NREL Reports on Demand Charges and Battery Storage Technology

The Department of Energy’s National Renewable Energy Laboratory (NREL) has issued a white paper on potential markets for behind-the-meter battery storage.  The paper focuses on demand charges, which are charges based on a customer’s peak level of demand.  Demand charges are designed to compensate utilities for the cost of providing sufficient electricity generation and distribution capability to their customers and typically make up 30% to 70% of a customer’s electric bill.

The paper explains that higher demand charges provide a greater opportunity for customers to use battery storage technology as a cost saving strategy.  Storage technology can consistently be deployed to reduce peak demand, in contrast with solar technology, which depends on the weather.

NREL’s analysis is based on an examination of more than 10,000 utility tariffs, covering about 70% of commercial buildings in the continental United States.  The paper notes that the demand charges in these tariffs vary widely.  For example, in New York, the greatest maximum demand charge is more than $50/kW, yet the median of all utility maximum demand charges in New York is just $4.30/kW.  According to NREL, five million commercial customers are currently eligible for tariffs with a demand charge of at least $15/kW, which Greentech Media Research found was a notable threshold for when demand charge management begins to make economic sense.  The state with the greatest number of such customers is California.  However, a geographically diverse range of states (including Georgia, New York, Michigan, and New Mexico) are among the top states in terms of customers with access to demand charges of at least $15/kW.

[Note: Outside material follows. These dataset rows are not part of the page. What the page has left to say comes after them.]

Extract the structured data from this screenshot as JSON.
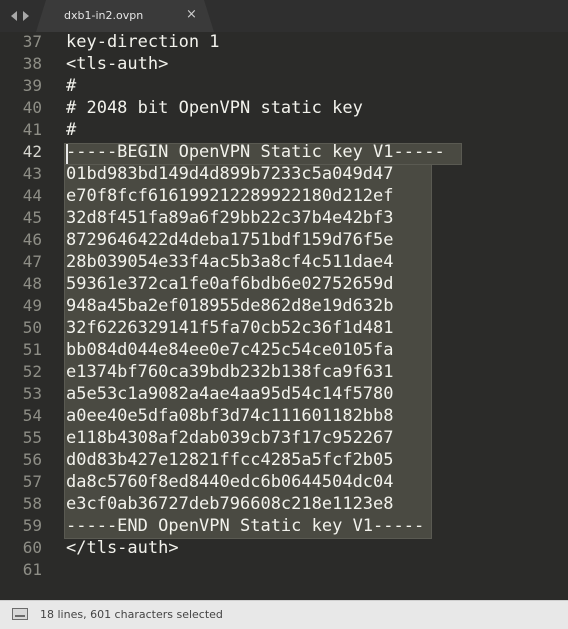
{
  "window": {
    "tab_title": "dxb1-in2.ovpn",
    "close_glyph": "×"
  },
  "editor": {
    "lines": [
      {
        "num": "37",
        "text": "key-direction 1"
      },
      {
        "num": "38",
        "text": "<tls-auth>"
      },
      {
        "num": "39",
        "text": "#"
      },
      {
        "num": "40",
        "text": "# 2048 bit OpenVPN static key"
      },
      {
        "num": "41",
        "text": "#"
      },
      {
        "num": "42",
        "text": "-----BEGIN OpenVPN Static key V1-----"
      },
      {
        "num": "43",
        "text": "01bd983bd149d4d899b7233c5a049d47"
      },
      {
        "num": "44",
        "text": "e70f8fcf616199212289922180d212ef"
      },
      {
        "num": "45",
        "text": "32d8f451fa89a6f29bb22c37b4e42bf3"
      },
      {
        "num": "46",
        "text": "8729646422d4deba1751bdf159d76f5e"
      },
      {
        "num": "47",
        "text": "28b039054e33f4ac5b3a8cf4c511dae4"
      },
      {
        "num": "48",
        "text": "59361e372ca1fe0af6bdb6e02752659d"
      },
      {
        "num": "49",
        "text": "948a45ba2ef018955de862d8e19d632b"
      },
      {
        "num": "50",
        "text": "32f6226329141f5fa70cb52c36f1d481"
      },
      {
        "num": "51",
        "text": "bb084d044e84ee0e7c425c54ce0105fa"
      },
      {
        "num": "52",
        "text": "e1374bf760ca39bdb232b138fca9f631"
      },
      {
        "num": "53",
        "text": "a5e53c1a9082a4ae4aa95d54c14f5780"
      },
      {
        "num": "54",
        "text": "a0ee40e5dfa08bf3d74c111601182bb8"
      },
      {
        "num": "55",
        "text": "e118b4308af2dab039cb73f17c952267"
      },
      {
        "num": "56",
        "text": "d0d83b427e12821ffcc4285a5fcf2b05"
      },
      {
        "num": "57",
        "text": "da8c5760f8ed8440edc6b0644504dc04"
      },
      {
        "num": "58",
        "text": "e3cf0ab36727deb796608c218e1123e8"
      },
      {
        "num": "59",
        "text": "-----END OpenVPN Static key V1-----"
      },
      {
        "num": "60",
        "text": "</tls-auth>"
      },
      {
        "num": "61",
        "text": ""
      }
    ]
  },
  "statusbar": {
    "text": "18 lines, 601 characters selected"
  },
  "colors": {
    "editor_bg": "#2b2b29",
    "selection": "#4a4a42",
    "text": "#f2f2ec",
    "gutter_text": "#8e8e86"
  }
}
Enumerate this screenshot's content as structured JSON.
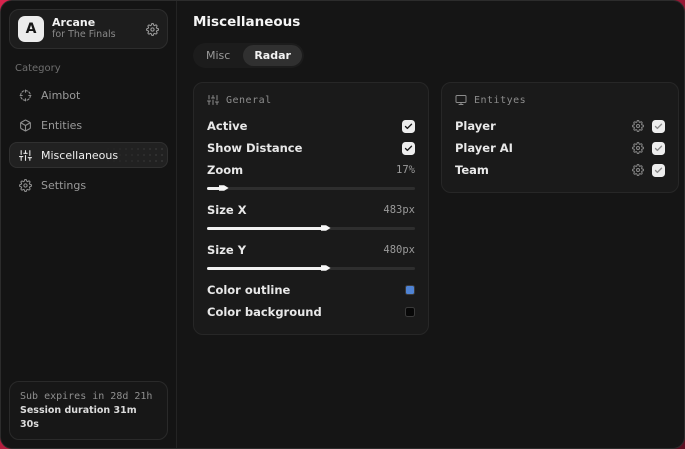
{
  "app": {
    "logo_letter": "A",
    "name": "Arcane",
    "subtitle": "for The Finals"
  },
  "sidebar": {
    "category_label": "Category",
    "items": [
      {
        "label": "Aimbot",
        "icon": "crosshair-icon",
        "active": false
      },
      {
        "label": "Entities",
        "icon": "box-icon",
        "active": false
      },
      {
        "label": "Miscellaneous",
        "icon": "sliders-icon",
        "active": true
      },
      {
        "label": "Settings",
        "icon": "gear-icon",
        "active": false
      }
    ],
    "footer": {
      "sub_expires": "Sub expires in 28d 21h",
      "session_duration": "Session duration 31m 30s"
    }
  },
  "main": {
    "title": "Miscellaneous",
    "tabs": [
      {
        "label": "Misc",
        "active": false
      },
      {
        "label": "Radar",
        "active": true
      }
    ]
  },
  "general_panel": {
    "title": "General",
    "icon": "sliders-icon",
    "active": {
      "label": "Active",
      "checked": true
    },
    "show_distance": {
      "label": "Show Distance",
      "checked": true
    },
    "zoom": {
      "label": "Zoom",
      "value": "17%",
      "fill": "8%"
    },
    "size_x": {
      "label": "Size X",
      "value": "483px",
      "fill": "57%"
    },
    "size_y": {
      "label": "Size Y",
      "value": "480px",
      "fill": "57%"
    },
    "color_outline": {
      "label": "Color outline",
      "color": "#4f83d4"
    },
    "color_background": {
      "label": "Color background",
      "color": "#070707"
    }
  },
  "entities_panel": {
    "title": "Entityes",
    "icon": "monitor-icon",
    "rows": [
      {
        "label": "Player",
        "checked": true
      },
      {
        "label": "Player AI",
        "checked": true
      },
      {
        "label": "Team",
        "checked": true
      }
    ]
  },
  "colors": {
    "accent_blue": "#4f83d4",
    "backdrop_red": "#b51d3e",
    "window_bg": "#151515",
    "panel_bg": "#1a1a1a"
  }
}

While this white paper provides a snapshot of market opportunities for battery storage systems, NREL projects that declining costs of solar and battery storage technologies will reduce demand charges in the future.  This could decrease the number of customers financially motivated to adopt these technologies.  NREL adds that increasing the use of demand charges in utility tariffs may unlock additional battery storage markets and strengthen existing ones.